The experience gained in Kazakhstan appears to be accelerating that process. Timur Turlov points to Tajikistan as an example, noting that what took the company ten years to build in Kazakhstan was replicated there in just two years, and that this timeline will continue to shrink as the model matures.
This suggests that Kazakhstan has effectively served as a testing ground where the super app model was developed and refined, and is now ready to be deployed globally.
“Value is created not in individual products, but in the connections between them. The more touchpoints you have in a person’s life, the greater their trust, the deeper their engagement, and the stronger your position,” Turlov notes.
This logic underpins the success of WeChat, which evolved from a messenger into a universal digital platform. Freedom is essentially trying to replicate this model, but in more fragmented and competitive international markets.
Entering Turkey and Western Europe will be the first serious test. Unlike Kazakhstan, these regions already have strong players in individual segments, from neobanks and marketplaces to travel and insurance platforms. What they lack, however, is a single integrated ecosystem that combines all these services into one seamless user experience.
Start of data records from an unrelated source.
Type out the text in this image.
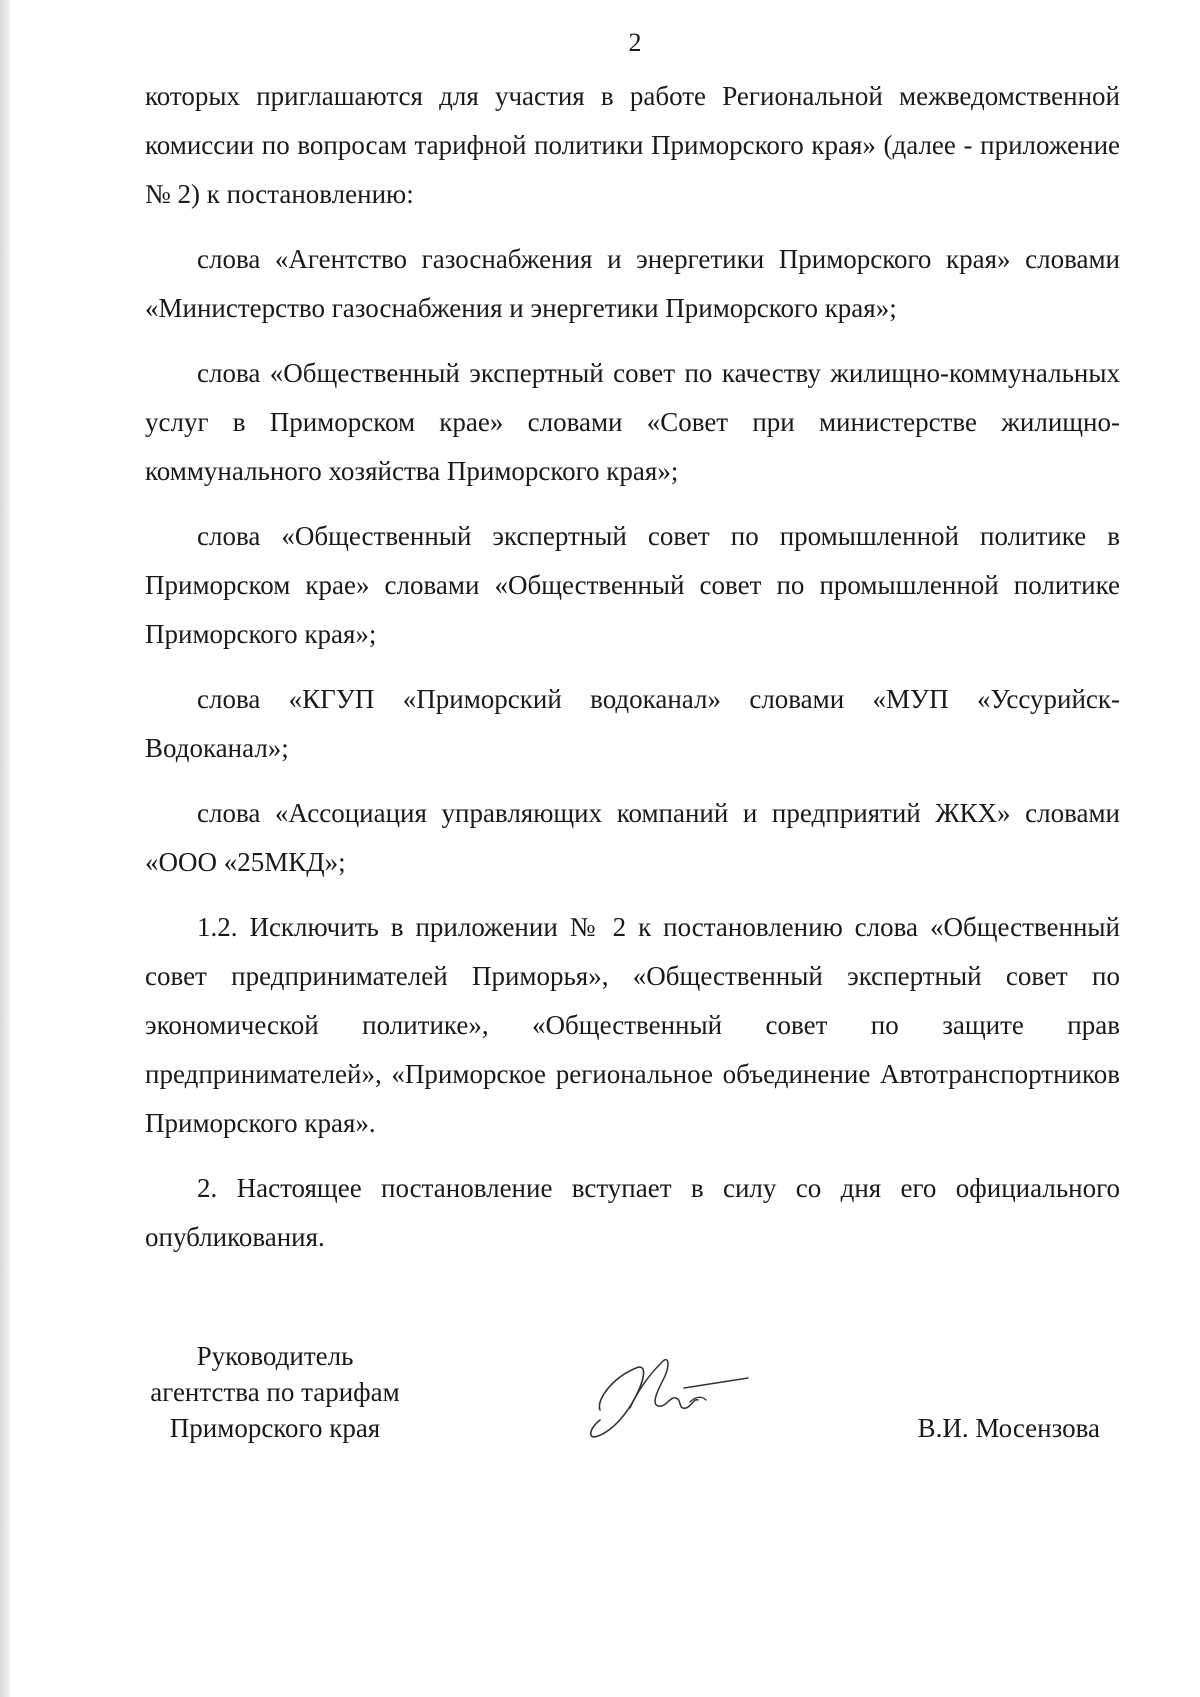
2

которых приглашаются для участия в работе Региональной межведомственной комиссии по вопросам тарифной политики Приморского края» (далее - приложение № 2) к постановлению:

слова «Агентство газоснабжения и энергетики Приморского края» словами «Министерство газоснабжения и энергетики Приморского края»;

слова «Общественный экспертный совет по качеству жилищно-коммунальных услуг в Приморском крае» словами «Совет при министерстве жилищно-коммунального хозяйства Приморского края»;

слова «Общественный экспертный совет по промышленной политике в Приморском крае» словами «Общественный совет по промышленной политике Приморского края»;

слова «КГУП «Приморский водоканал» словами «МУП «Уссурийск-Водоканал»;

слова «Ассоциация управляющих компаний и предприятий ЖКХ» словами «ООО «25МКД»;

1.2. Исключить в приложении № 2 к постановлению слова «Общественный совет предпринимателей Приморья», «Общественный экспертный совет по экономической политике», «Общественный совет по защите прав предпринимателей», «Приморское региональное объединение Автотранспортников Приморского края».

2. Настоящее постановление вступает в силу со дня его официального опубликования.

Руководитель
агентства по тарифам
Приморского края	В.И. Мосензова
At the same time, Freedom Holding announced potential banking deals in France and Armenia, as well as the planned entry of Freedom Travel into the European market, where it intends to compete directly with established players like Booking and Airbnb. In Kazakhstan, Freedom has also signed an agreement with the Ministry of Healthcare to integrate digital medical services such as doctor appointments, telemedicine, and a unified “My Health” account into its platform. The company is also involved in a $2 billion AI infrastructure project in Kazakhstan, developed in partnership with NVIDIA and supported by the government. Additional initiatives include the launch of a cryptocurrency card, and the introduction of a social-commerce platform called Freedom Lenta within the SuperApp.
Freedom Holding Corp. is challenging the fragmented nature of digital experiences. Its core idea is to integrate into users’ daily routines: shopping, healthcare, education, travel, and communication.
“If a bank is an app people open twice a month, it has already lost – the ecosystem where users live every day wins,” adds Bradley Lim of Goldman Sachs.
Freedom Holding is attempting a more complex task: building such a model simultaneously across multiple markets with different cultures, regulations, and competitive environment. In the long term, entering the U.S. market could be the most ambitious, and most challenging step, given the intensity of competition and regulatory complexity.
The group has been steadily strengthening its international position in recent years. The company was added to the Russell 3000 Index, highlighting its growing presence in global capital markets. It has also been rated by S&P Global Ratings, receiving a B/B+ rating with a positive outlook. At the same time, major institutional investors such as BlackRock and Morgan Stanley have invested in the company. Altogether, this reflects the group’s solid experience in international markets and strengthens its credibility with global investors.